“The insurance company made us do it.” That lame response has become part of the seemingly acceptable excuse making and blind-eye turning that Forest Park elected and appointed officials trot out every time a settlement is made in a suit alleging that Forest Park police officers use excessive force on the job.

The most recent case has just been settled with a price tag of $600,000 going to the estate of Marco Gomez who was shot and killed by a Forest Park officer who alleged that the victim was attempting to run him over at the time of the shooting.

As in all such cases, the settlement avoids a jury trial, makes no admission of guilt by the village or its officers, and binds all parties to silence going forward.

Forest Park has become an easy target for lawyers and clients ready to allege excessive force because the insurance carrier always caves and demands the cases be settled out of court. That’s what we’ve heard for years from the former mayor, the former administrator and various other public officials.

We don’t hear this drumbeat of excuses in other towns we cover. Yes, excessive force suits are filed in other places. Sometimes insurance carriers push hard for settlements rather than trials. But there isn’t the culture of denial that we see too often in Forest Park.

These are days of challenge and opportunity for this small, critical institution. Two recent deaths of officers have added to an already stretched staff. There is a new chief and deputy chief, a new village administrator, a still new mayor. This isn’t the moment for hunkering down. It is a moment to actively open conversations with the community, to acknowledge where improvements can be made, bars raised.

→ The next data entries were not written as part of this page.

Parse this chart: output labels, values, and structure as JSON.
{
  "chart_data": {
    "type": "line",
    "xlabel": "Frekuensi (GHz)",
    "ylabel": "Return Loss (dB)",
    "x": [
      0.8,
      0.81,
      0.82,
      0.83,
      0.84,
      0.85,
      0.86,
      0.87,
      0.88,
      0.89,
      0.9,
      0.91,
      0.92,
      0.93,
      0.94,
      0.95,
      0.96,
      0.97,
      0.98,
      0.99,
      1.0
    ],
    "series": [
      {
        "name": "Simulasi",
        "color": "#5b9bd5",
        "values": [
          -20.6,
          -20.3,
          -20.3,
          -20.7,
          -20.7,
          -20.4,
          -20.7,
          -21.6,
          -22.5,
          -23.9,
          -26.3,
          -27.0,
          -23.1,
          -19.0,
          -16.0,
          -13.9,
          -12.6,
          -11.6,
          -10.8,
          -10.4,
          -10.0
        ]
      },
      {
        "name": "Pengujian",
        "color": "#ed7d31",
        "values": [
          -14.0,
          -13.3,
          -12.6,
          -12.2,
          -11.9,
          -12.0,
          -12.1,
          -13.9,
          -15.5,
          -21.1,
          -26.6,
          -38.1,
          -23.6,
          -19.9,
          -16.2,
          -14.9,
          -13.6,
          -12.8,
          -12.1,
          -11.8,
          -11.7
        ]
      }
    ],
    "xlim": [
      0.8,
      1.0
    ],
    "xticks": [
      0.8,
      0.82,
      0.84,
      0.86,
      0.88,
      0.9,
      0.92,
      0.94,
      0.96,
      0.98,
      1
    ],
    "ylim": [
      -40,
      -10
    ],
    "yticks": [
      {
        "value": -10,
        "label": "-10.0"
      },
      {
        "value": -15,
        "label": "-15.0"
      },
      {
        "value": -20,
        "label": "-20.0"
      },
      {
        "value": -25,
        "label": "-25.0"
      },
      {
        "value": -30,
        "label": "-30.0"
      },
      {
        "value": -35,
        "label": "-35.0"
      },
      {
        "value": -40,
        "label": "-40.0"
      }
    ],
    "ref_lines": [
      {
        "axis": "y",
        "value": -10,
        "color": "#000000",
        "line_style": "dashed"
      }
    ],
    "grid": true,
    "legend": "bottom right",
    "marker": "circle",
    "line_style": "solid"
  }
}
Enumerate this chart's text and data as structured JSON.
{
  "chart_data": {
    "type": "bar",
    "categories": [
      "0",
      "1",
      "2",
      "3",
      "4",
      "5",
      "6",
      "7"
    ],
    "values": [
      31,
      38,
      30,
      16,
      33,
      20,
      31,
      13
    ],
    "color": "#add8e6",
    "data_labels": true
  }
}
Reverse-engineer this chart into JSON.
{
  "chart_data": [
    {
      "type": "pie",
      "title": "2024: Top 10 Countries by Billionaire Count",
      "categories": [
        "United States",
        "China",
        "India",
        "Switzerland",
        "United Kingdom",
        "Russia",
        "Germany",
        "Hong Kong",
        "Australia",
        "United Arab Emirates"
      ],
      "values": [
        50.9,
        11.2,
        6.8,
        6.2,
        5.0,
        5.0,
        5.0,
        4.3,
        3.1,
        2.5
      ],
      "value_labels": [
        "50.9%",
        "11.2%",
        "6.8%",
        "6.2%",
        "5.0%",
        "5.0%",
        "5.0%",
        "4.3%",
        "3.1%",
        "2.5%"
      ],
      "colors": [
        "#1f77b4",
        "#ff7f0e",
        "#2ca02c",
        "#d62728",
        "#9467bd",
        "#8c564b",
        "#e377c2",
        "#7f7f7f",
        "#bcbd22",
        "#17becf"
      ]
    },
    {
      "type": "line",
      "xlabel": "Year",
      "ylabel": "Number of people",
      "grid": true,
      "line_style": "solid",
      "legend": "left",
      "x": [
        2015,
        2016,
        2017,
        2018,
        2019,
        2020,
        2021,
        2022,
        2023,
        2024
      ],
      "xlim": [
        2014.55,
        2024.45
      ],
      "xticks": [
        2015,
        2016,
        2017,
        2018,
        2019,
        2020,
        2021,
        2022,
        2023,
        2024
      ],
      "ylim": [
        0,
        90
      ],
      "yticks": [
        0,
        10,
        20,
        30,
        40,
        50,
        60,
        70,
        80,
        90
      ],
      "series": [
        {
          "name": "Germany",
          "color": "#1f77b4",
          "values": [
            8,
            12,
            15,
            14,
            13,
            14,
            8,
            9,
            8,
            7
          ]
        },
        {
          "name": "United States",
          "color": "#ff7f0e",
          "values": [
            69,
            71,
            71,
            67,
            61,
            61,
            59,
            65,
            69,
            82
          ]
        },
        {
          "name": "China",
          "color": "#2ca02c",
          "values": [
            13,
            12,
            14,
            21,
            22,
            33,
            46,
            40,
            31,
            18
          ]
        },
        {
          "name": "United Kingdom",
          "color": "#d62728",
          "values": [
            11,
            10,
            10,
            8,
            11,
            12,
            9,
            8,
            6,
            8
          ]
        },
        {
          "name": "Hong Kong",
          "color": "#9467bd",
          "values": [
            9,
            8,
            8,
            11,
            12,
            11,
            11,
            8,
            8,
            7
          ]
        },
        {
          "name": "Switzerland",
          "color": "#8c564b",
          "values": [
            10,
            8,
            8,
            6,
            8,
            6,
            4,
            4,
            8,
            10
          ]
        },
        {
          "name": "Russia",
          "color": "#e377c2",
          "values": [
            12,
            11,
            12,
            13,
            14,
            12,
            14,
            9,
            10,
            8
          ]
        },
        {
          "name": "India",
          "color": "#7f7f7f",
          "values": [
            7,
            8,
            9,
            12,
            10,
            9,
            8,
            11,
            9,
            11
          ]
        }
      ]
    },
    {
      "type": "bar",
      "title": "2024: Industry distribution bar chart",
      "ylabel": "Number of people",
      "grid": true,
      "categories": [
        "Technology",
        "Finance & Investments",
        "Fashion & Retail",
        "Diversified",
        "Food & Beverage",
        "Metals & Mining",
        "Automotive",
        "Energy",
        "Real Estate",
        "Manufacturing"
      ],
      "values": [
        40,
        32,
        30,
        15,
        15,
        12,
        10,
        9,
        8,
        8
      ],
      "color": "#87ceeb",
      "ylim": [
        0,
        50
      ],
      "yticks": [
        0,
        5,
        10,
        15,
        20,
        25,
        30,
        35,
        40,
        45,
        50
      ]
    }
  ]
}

We are struck this week, as we are so often, by the compassion and courage it takes to be a police officer. Two Forest Park cops and a civilian dove into the cold waters of the Des Plaines River last week to successfully rescue a woman who had lost control of her car on Roosevelt Road and plunged into the water.

Utterly astounding to have the presence and the nerve to risk your life in such a circumstance for a stranger. That is, we are certain, part of every officer on this force. And it is what the department can build on, grow on, even as it works to change a culture that has its darkness.

This is not a job for the police department in isolation. Change will only come in concert between our police and our community, with honest leadership and expectation-setting from the mayor and the village council.

The opportunity is right here to build a great and connected small-town, big-city police department.